Hinzu kommen die von Ihnen angesprochenen Probleme bei der Auszahlung der Mittel an die Kommunen. Das Auszahlungsverfahren ist viel zu kompliziert. So müssen die Kommunen die so genannte doppelte Zusätzlichkeit bei jeder einzelnen Maßnahme nachweisen. Doppelte Zusätzlichkeit bedeutet, dass die Investitionsmaßnahme bisher nicht geplant sein durfte und das Investitionsvolumen über den Investitionen der letzten Jahre liegen muss. Hier tragen die Kommunen das volle Risiko. Ab 2011 prüft der Bund, ob diese Vorgaben eingehalten wurden. Bei Verstößen müssen die Kommunen die Mittel zurückzahlen. Darüber hinaus können die Konjunkturmittel nur für ausgewählte Investitionen eingesetzt werden, an Bildungseinrichtungen beispielsweise nur für energetische Maßnahmen oder für Maßnahmen der Barrierefreiheit. So können in einer Schule zwar neue Fenster oder eine neue Heizung eingebaut werden, es dürfen aber nicht die meist notwendigen Malerarbeiten aus den Konjunkturmitteln finanziert werden. Solche Bestimmungen können sich nur Bürokraten ausdenken, die noch nie konkret vor Ort tätig waren.

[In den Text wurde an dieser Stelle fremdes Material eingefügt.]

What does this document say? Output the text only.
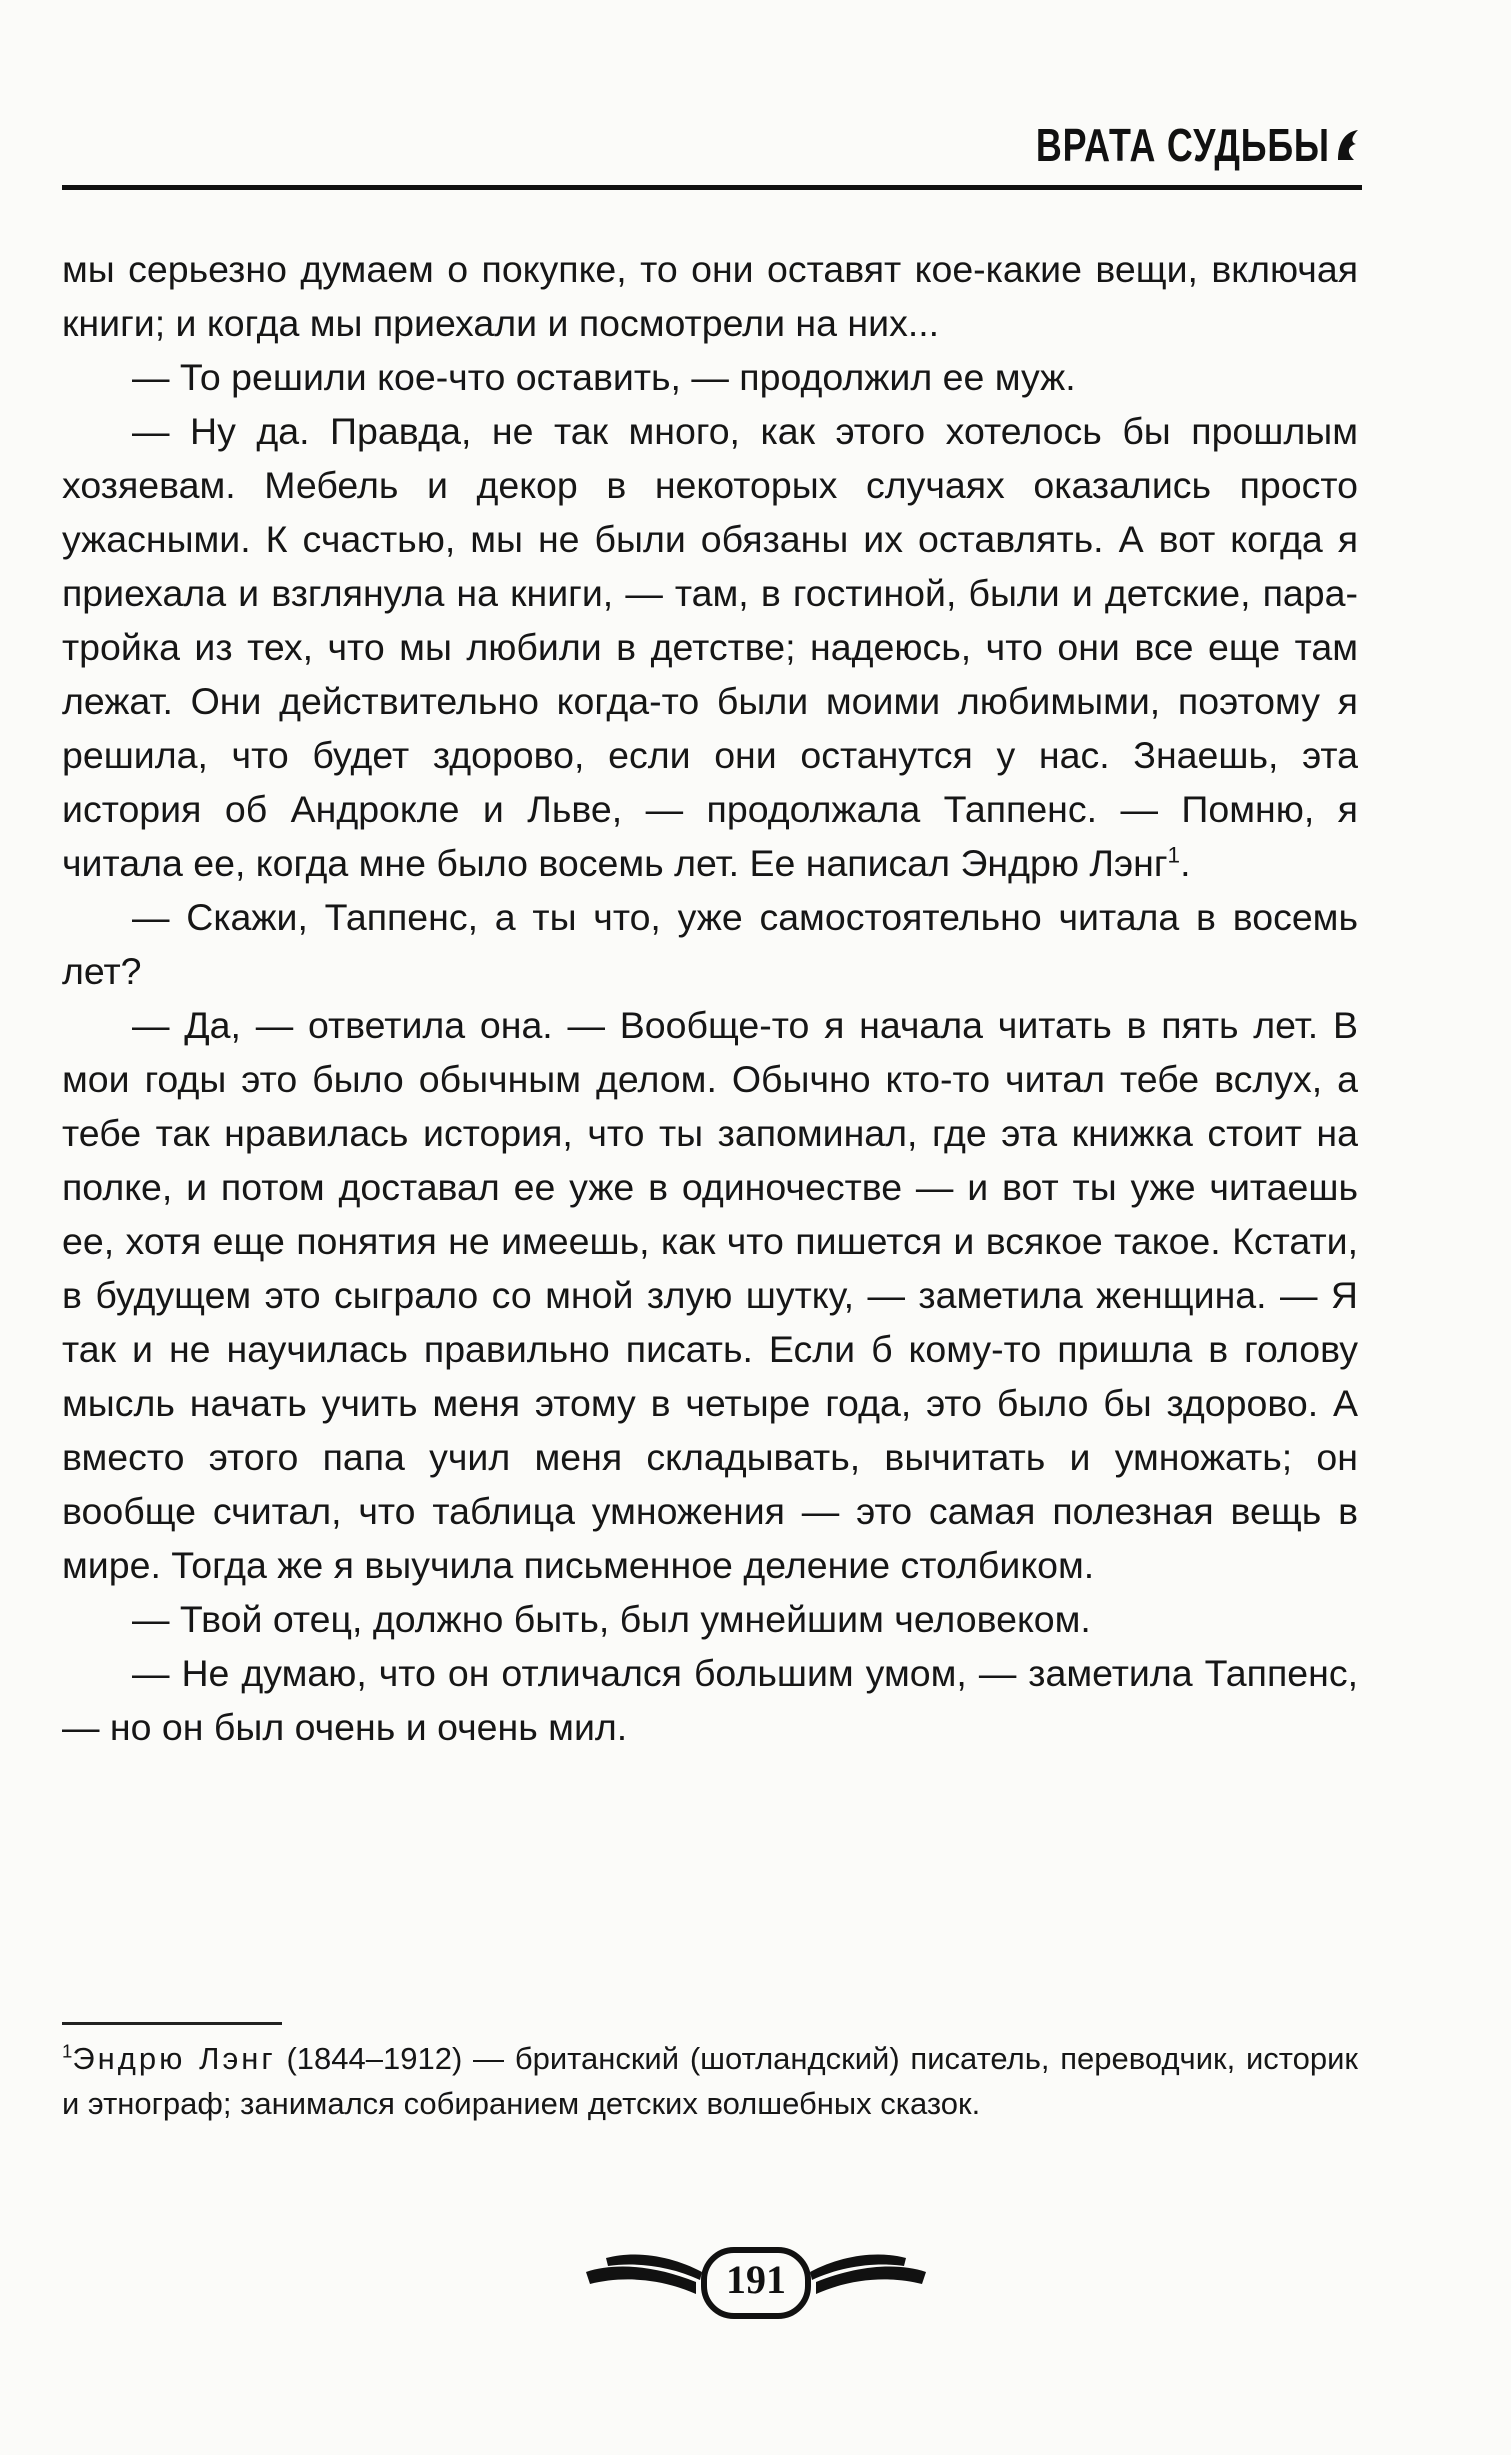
ВРАТА СУДЬБЫ

мы серьезно думаем о покупке, то они оставят кое-какие вещи, включая книги; и когда мы приехали и посмотрели на них...

— То решили кое-что оставить, — продолжил ее муж.

— Ну да. Правда, не так много, как этого хотелось бы прошлым хозяевам. Мебель и декор в некоторых случаях оказались просто ужасными. К счастью, мы не были обязаны их оставлять. А вот когда я приехала и взглянула на книги, — там, в гостиной, были и детские, пара-тройка из тех, что мы любили в детстве; надеюсь, что они все еще там лежат. Они действительно когда-то были моими любимыми, поэтому я решила, что будет здорово, если они останутся у нас. Знаешь, эта история об Андрокле и Льве, — продолжала Таппенс. — Помню, я читала ее, когда мне было восемь лет. Ее написал Эндрю Лэнг$^1$.

— Скажи, Таппенс, а ты что, уже самостоятельно читала в восемь лет?

— Да, — ответила она. — Вообще-то я начала читать в пять лет. В мои годы это было обычным делом. Обычно кто-то читал тебе вслух, а тебе так нравилась история, что ты запоминал, где эта книжка стоит на полке, и потом доставал ее уже в одиночестве — и вот ты уже читаешь ее, хотя еще понятия не имеешь, как что пишется и всякое такое. Кстати, в будущем это сыграло со мной злую шутку, — заметила женщина. — Я так и не научилась правильно писать. Если б кому-то пришла в голову мысль начать учить меня этому в четыре года, это было бы здорово. А вместо этого папа учил меня складывать, вычитать и умножать; он вообще считал, что таблица умножения — это самая полезная вещь в мире. Тогда же я выучила письменное деление столбиком.

— Твой отец, должно быть, был умнейшим человеком.

— Не думаю, что он отличался большим умом, — заметила Таппенс, — но он был очень и очень мил.

$^1$Эндрю Лэнг (1844–1912) — британский (шотландский) писатель, переводчик, историк и этнограф; занимался собиранием детских волшебных сказок.
191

DIE LINKE hat deshalb die pauschale Zuweisung der Konjunkturmittel an die Kommunen gefordert. Die Kommunen hätten dann selbst entscheiden können, für welche Investitionsmaßnahmen die Mittel eingesetzt werden. Die Effekte, die mit dem Konjunkturprogramm verfolgt werden, nämlich zusätzliche Aufträge für die Wirtschaft auf den Weg zu bringen, wären auch bei dieser pauschalierten Mittelbereitstellung erreichbar gewesen. Doch der Bund und die Landes-CDU haben die Forderung der LINKEN zurückgewiesen. Jetzt muss zumindest gesichert werden, dass das Auszahlungsverfahren entbürokratisiert wird und die Gefahr der Zurückzahlung der Mittel ab 2011 gemindert wird. DIE LINKE wird hier die Kommunen bei ihren berechtigten Forderungen unterstützen. Sollte DIE LINKE nach den Landtagswahlen die Landesregierung mitstellen, wäre dies bestimmt unkompliziert möglich. Doch diese Entscheidung trifft der Wähler.